Immagino che glielo dicessi in qualche modo, perché dopo avermi guardato attentamente per alcuni istanti, sembrò comprendere, e rispose sottovoce:
– So che farete ciò che io vi domando, se vi dico che non ci tengo. Andate via, Trotwood, per amor mio, e dite ai vostri amici di accompagnarvi a casa.

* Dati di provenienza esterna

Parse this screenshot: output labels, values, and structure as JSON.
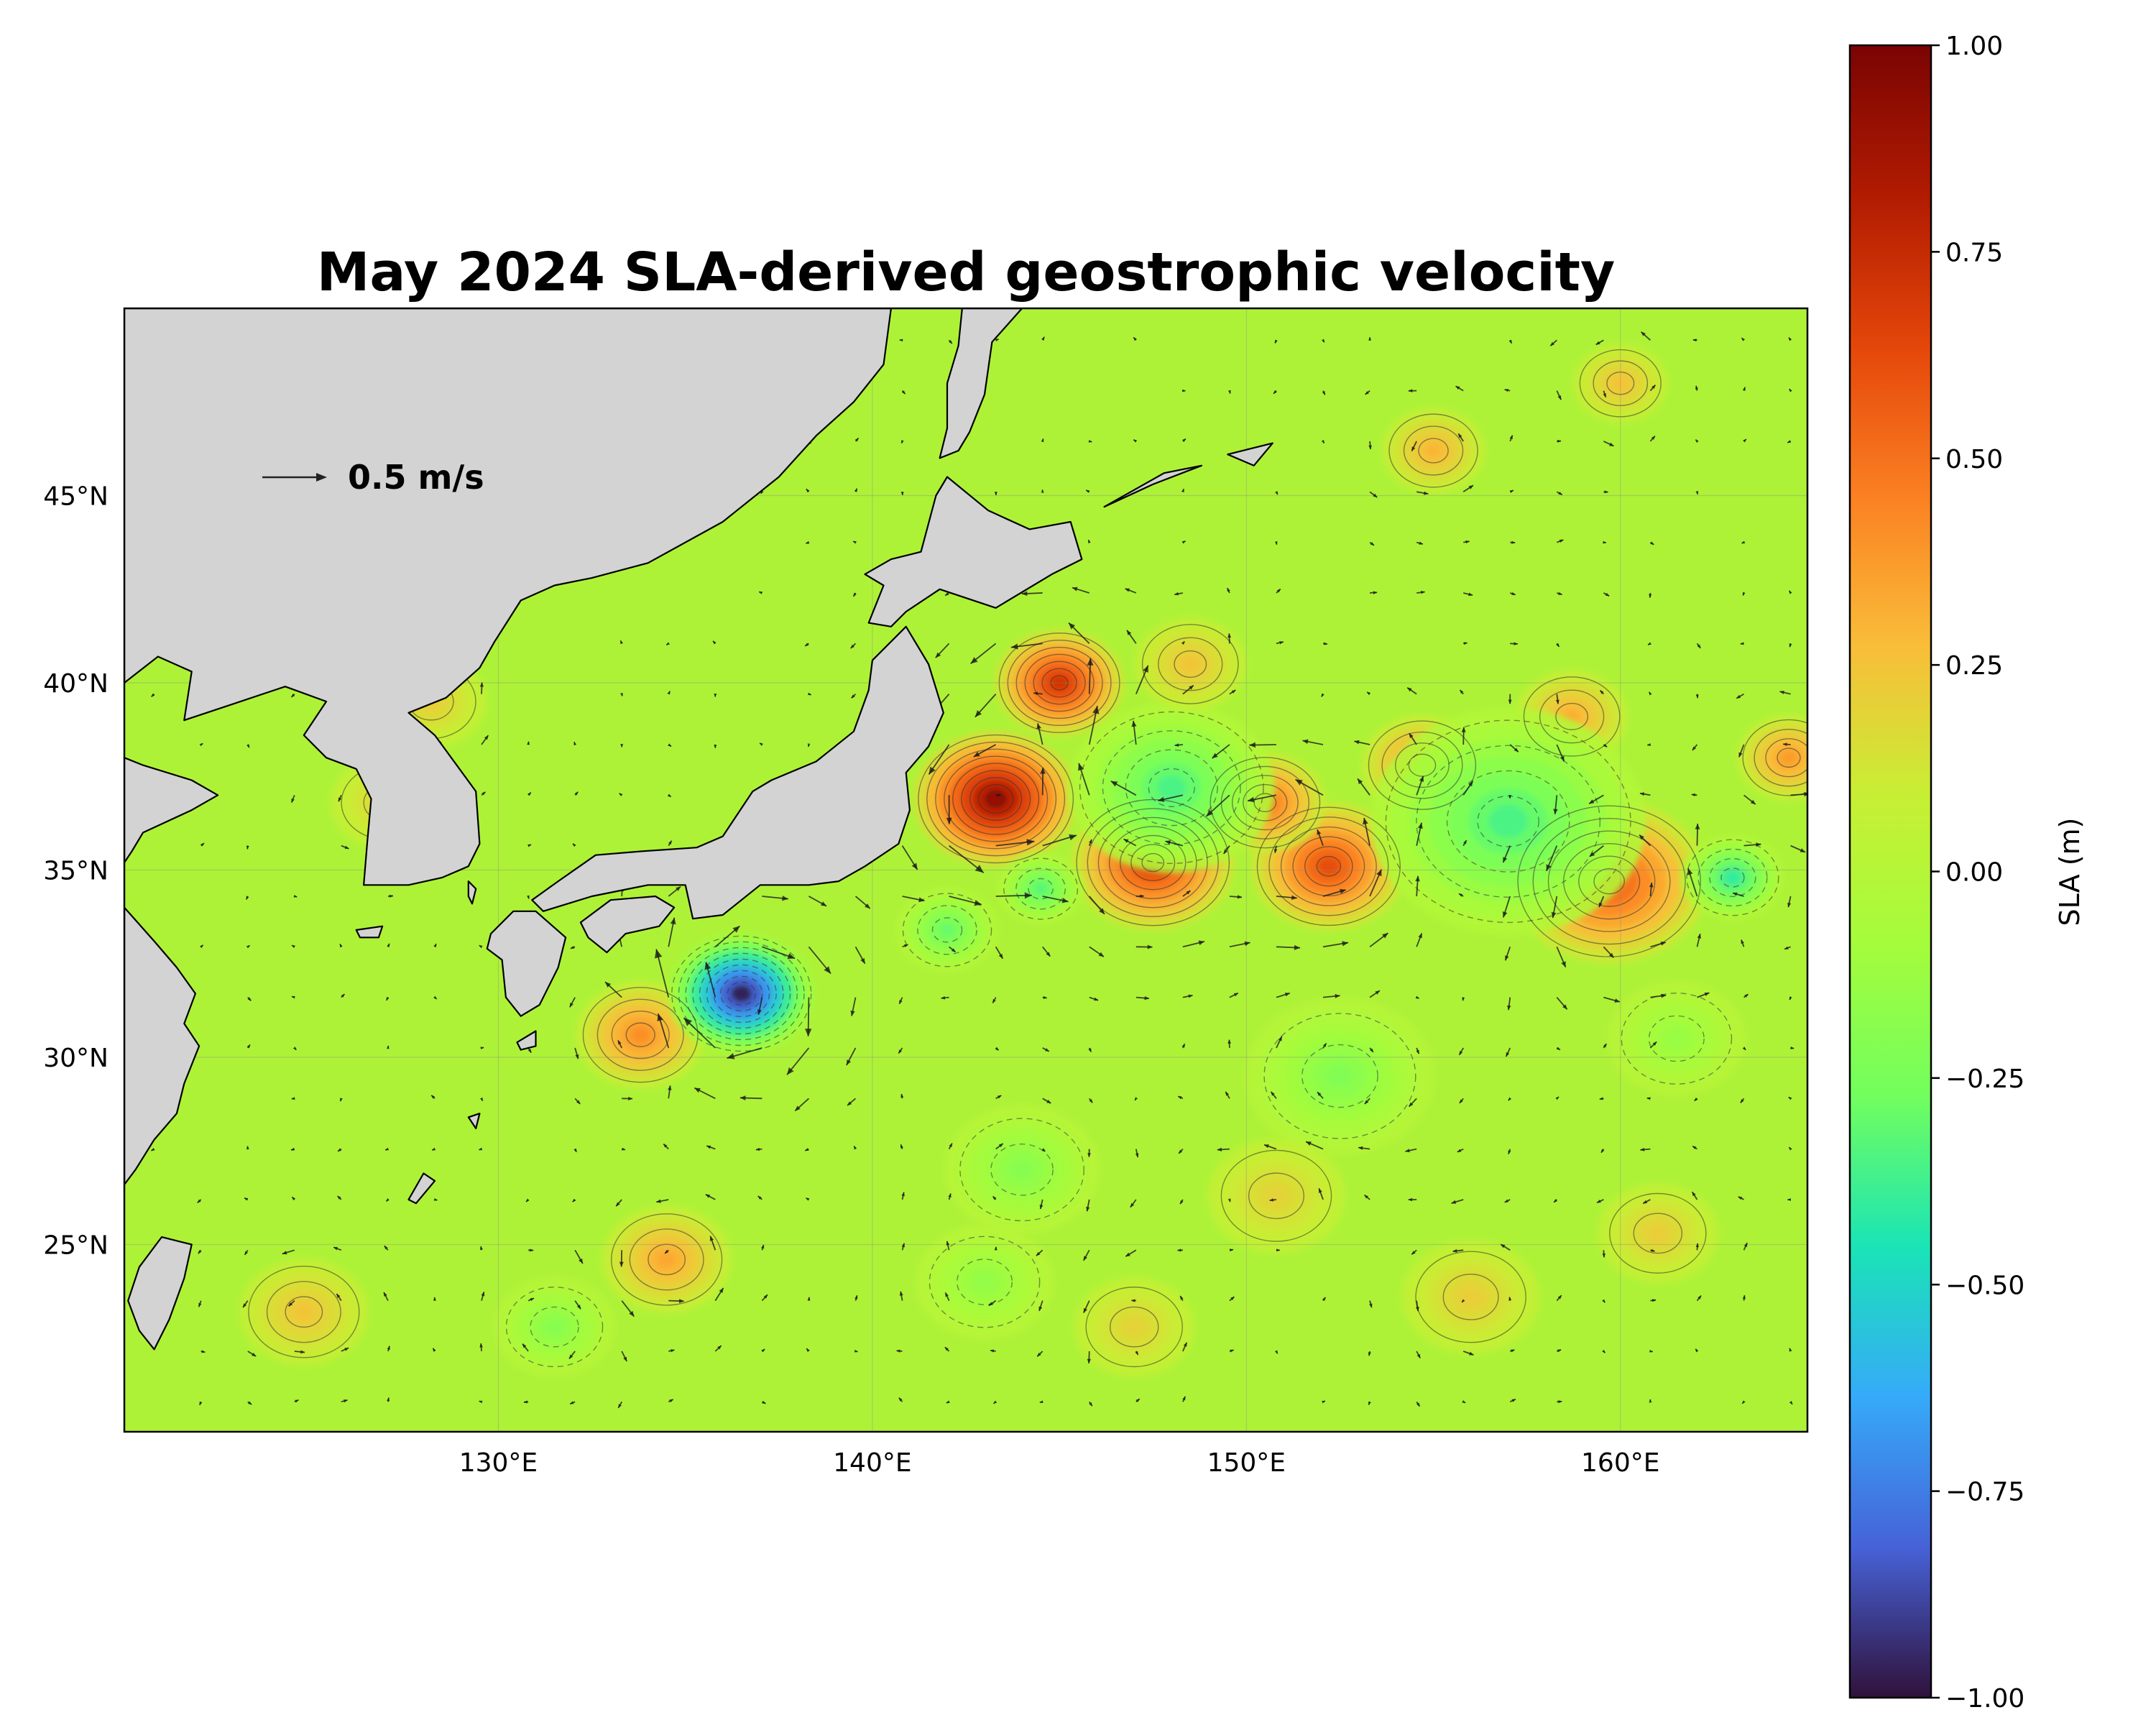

Ero già così trasformato, per l’effetto della sua presenza, che benché mi sentissi adirato contro di lei, fui assalito da un senso di vergogna, e con un brusco Buoera (che voleva dir Buonasera) mi levai, ed uscii. Mi seguirono tutti, e non feci che un salto dall’uscio del palco alla mia camera da letto, dove non c’era che Steerforth, il quale m’aiutava a spogliarmi, mentre gli dicevo che Agnese era mia sorella, e lo scongiuravo a volta a volta di darmi il cavaturaccioli per stappare un’altra bottiglia. Qualcuno, coricato nel mio letto, stette tutta la notte a dire e ripetere le stesse cose, a sproposito, in un sogno febbrile, cullato da un mare in continua agitazione. Come quel qualcuno gradatamente si concretò in me, cominciai ad ardere, e a sentir come il mio involucro esterno di pelle fosse una tavola dura; la lingua il fondo di una caldaia vuota, che, raggrumato dal lungo uso, ardesse su un fuoco lento; le palme delle mani, roventi lastre di metallo che neppure il ghiaccio riuscisse a raffreddare.
Ma ahi, l’angoscia, il rimorso e la vergogna che sentii la mattina appresso, riacquistando coscienza di me! Ahi, l’orrore di aver detto cento sciocchezze che avevo dimenticate, e alle quali non era più possibile riparare!